Kira Baskısı: Gıda perakendeciliğinde asıl maliyet yükünün kiralar olduğunu vurgulayan Güzeldere, geçen yıl 200 bin TL olan market kiralarının 1 milyon TL’ye fırladığına dikkat çekti.
BAKANLIK SAHADA: FAHİŞ FİYAT MERCEK ALTINDA
Ticaret Bakanlığı, asgari ücret belirlenmeden önce "önleyici" bir strateji izleyerek denetim ekiplerini sahaya sürdü. Zincir marketler ve büyük perakendecilerle yapılan toplantılarda şu mesajlar verildi:
- İşçilik maliyetindeki artışın ürün fiyatlarına etkisinin sınırlı olduğu hatırlatıldı.
- Saha ekipleri, raflardaki fiyatlar ile depo girişlerini karşılaştırarak "fahiş fiyat" tespiti halinde ağır idari para cezaları uyguluyor.

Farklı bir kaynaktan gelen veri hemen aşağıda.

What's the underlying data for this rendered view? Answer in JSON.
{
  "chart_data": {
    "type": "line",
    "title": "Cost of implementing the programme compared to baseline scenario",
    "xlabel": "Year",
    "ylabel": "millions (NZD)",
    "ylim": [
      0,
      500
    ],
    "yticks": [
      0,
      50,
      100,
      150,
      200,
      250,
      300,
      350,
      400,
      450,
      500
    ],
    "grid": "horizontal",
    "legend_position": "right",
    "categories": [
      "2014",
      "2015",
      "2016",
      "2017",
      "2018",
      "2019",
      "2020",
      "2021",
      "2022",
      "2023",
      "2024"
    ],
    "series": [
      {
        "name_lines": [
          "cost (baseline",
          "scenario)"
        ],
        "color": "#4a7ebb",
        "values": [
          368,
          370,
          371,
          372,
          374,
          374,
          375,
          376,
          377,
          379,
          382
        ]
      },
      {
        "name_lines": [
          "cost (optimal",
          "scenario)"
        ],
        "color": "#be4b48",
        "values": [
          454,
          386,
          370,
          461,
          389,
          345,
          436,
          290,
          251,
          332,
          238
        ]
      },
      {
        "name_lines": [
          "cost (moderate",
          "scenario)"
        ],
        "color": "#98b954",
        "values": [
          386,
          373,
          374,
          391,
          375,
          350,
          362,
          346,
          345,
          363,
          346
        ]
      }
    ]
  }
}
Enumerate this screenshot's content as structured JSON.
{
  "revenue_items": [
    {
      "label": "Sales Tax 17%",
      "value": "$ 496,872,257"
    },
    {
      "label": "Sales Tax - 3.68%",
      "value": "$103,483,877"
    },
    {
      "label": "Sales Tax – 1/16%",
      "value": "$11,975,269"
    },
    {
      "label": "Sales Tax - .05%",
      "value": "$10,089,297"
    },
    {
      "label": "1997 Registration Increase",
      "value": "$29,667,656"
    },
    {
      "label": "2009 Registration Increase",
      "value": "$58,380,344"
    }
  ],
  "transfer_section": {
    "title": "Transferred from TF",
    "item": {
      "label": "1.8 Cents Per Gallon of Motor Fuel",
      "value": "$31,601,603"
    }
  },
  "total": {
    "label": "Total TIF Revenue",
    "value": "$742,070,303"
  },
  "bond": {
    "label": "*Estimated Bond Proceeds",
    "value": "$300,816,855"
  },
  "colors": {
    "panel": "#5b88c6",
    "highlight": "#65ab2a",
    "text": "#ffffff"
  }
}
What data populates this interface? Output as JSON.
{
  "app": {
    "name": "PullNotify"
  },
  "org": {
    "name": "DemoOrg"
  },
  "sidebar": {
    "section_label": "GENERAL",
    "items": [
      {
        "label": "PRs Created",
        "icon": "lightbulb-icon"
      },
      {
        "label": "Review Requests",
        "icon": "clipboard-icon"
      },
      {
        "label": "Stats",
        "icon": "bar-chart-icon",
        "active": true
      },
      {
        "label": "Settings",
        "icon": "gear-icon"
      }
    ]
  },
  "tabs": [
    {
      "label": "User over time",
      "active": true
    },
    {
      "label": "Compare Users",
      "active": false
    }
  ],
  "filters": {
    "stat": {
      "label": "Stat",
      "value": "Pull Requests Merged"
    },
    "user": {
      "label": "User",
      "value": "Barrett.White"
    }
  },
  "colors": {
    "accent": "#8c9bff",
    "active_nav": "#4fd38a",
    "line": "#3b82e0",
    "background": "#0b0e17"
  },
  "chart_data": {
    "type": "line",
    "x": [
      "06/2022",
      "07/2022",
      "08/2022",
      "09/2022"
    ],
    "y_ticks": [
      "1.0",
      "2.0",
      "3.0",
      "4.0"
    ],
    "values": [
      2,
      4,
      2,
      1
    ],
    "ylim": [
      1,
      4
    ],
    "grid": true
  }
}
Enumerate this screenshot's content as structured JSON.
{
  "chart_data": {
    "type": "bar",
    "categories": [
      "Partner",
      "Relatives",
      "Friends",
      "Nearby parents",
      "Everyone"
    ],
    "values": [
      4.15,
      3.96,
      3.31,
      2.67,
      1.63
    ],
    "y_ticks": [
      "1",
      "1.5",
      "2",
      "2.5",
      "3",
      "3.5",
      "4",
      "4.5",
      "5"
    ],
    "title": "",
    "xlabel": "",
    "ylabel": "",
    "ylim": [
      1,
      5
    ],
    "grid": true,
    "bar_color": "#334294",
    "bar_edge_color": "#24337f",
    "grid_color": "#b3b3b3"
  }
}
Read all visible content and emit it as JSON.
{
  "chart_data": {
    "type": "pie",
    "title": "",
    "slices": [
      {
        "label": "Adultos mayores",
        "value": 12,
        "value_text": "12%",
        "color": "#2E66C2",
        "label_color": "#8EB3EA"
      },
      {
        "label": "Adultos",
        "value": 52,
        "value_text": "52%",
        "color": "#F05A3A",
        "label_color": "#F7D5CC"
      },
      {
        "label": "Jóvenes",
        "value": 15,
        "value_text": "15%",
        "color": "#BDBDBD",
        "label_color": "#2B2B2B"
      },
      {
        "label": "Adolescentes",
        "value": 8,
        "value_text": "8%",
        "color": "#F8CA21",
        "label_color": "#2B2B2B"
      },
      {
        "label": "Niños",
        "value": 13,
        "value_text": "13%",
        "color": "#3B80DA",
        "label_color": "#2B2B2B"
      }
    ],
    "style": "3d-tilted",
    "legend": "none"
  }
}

GIDA FİYATLARINDA ÇELİŞKİLİ TABLO
Türkiye Ziraat Odaları Birliği (TZOB) verileri, Kasım ayında 42 ürünün 18’inde artış, 24’ünde ise düşüş yaşandığını ortaya koydu. Özellikle meyve ve sebze grubundaki gerilemeye rağmen, genel gıda enflasyonunun asgari ücret beklentisiyle "yukarı yönlü baskı" altında olduğu gözlemleniyor. Küresel ölçekte ise FAO verileri, dünya gıda fiyatlarının yatay seyre geçtiğini göstererek, içerideki artışların dışsal değil "iç dinamik ve beklenti" kaynaklı olduğunu teyit ediyor.
Piyasalarda konuşulan en büyük endişe, "bir asgari ücrete iki zam" formülü. Ücret açıklanmadan yapılan zamların, Ocak ayında rakam netleşince "güncelleme" adı altında tekrar etmesi, dar gelirlinin alım gücünü henüz parayı görmeden eritiyor.